Oleh karena itu, bisa dimengerti jika Melacak Lukisan Palsu memuat ulang tulisan Aminudin T.H. Siregar “Lukisan Para Penjiplak S. Sudjojono Koleksi OHD Museum?” (hlm. 89-167), Amir Sidharta “Misteri Soedibio” (171-211), dan Asiong “Analisis Visual atas Lukisan-lukisan Hendra Gunawan dalam Buku Lima Maestro” (hlm. 213-227).
Saya ingin menyebut tulisan Aminudin T.H. Siregar, Amir Sidharta, dan Asiong tersebut sebagai “cara intelektual”—dengan telaah artistik, visual, dan historiografi—PPSI melacak lukisan terduga bodong dalam koleksi OHD Museum.
Tapi, sebagaimana diinsafi PPSI, “cara intelektual” itu—sekalipun argumen-argumen dan kesimpulan-kesimpulannya tampak masuk akal—masih menyisakan celah silat lidah berupa klaim kebenaran yang “dapat berlangsung berkepanjangan dan tanpa ujung.” Maka perlu diupayakan cara lain untuk memastikan perkara lukisan palsu di Indonesia terkupas tuntas.

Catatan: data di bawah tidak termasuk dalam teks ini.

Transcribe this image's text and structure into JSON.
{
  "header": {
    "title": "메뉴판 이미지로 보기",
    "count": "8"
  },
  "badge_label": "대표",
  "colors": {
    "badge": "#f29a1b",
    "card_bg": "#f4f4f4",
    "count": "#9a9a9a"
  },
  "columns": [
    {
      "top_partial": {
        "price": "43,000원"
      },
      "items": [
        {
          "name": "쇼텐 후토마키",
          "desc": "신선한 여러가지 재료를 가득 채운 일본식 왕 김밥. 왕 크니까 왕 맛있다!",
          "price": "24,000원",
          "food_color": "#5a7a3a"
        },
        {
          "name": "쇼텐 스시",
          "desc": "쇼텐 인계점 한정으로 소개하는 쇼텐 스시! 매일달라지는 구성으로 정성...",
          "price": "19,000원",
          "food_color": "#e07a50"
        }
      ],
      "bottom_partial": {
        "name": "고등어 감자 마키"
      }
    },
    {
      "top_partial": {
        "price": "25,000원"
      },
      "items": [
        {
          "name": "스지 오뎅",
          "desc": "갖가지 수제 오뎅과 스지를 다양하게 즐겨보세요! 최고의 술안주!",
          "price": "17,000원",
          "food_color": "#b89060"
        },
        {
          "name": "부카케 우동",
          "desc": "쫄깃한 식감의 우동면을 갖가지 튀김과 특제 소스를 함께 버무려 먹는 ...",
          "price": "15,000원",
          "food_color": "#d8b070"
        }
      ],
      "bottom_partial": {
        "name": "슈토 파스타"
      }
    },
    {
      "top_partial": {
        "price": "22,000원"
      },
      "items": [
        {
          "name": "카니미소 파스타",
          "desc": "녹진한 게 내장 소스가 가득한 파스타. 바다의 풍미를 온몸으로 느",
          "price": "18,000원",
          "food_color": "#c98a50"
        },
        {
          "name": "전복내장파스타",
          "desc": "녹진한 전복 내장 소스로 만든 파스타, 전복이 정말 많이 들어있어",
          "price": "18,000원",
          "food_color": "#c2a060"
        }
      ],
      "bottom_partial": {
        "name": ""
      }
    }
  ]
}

Apalagi, seperti diterakan Agus Dermawan T dalam “Lukisan Palsu Kita dan Mata Telanjang” (Tempo, 25 Juni-1 Juli 2012, hlm. 86), “sesungguhnya kualitas pemalsuan lukisan di Indonesia tergolong kelas ringan, sehingga sebagian besar masih gampang ditengarai dengan pengetahuan visual dan mata telanjang.”
***
Atas keinsafan itu, PPSI pun menerbitkan kembali liputan khusus Tempo dari edisi 25 Juni-1 Juli 2012 bertajuk “Lukisan Palsu Sang Maestro”. Liputan ini harus diakui eksklusif—bahkan boleh dibilang sebuah terobosan dalam jurnalisme, terutama jurnalisme seni rupa. Sependek pengetahuan saya, setidaknya sepanjang tiga dasawarsa terakhir, belum pernah ada majalah lain, apalagi majalah seni rupa, di Indonesia yang melakukan investigasi jurnalistik secepat dan sesaksama Tempo dengan edisi 25 Juni-1Juli 2012.
Betapa tak, sekira dua bulan setelah pameran Back to Basic dibuka, ketika para penghayat seni rupa—kolektor, kurator, akademisi, penulis, dan perupa—masih bersilat lidah hampir tanpa jeda di dunia maya, dengan spirit Tintin yang mengesankan, Tempo telah “berhasil” menelisik riwayat “lukisan palsu sang maestro” yang terdapat dalam koleksi OHD Museum dan melacak sindikat pemalsu lukisan-lukisan bodong itu.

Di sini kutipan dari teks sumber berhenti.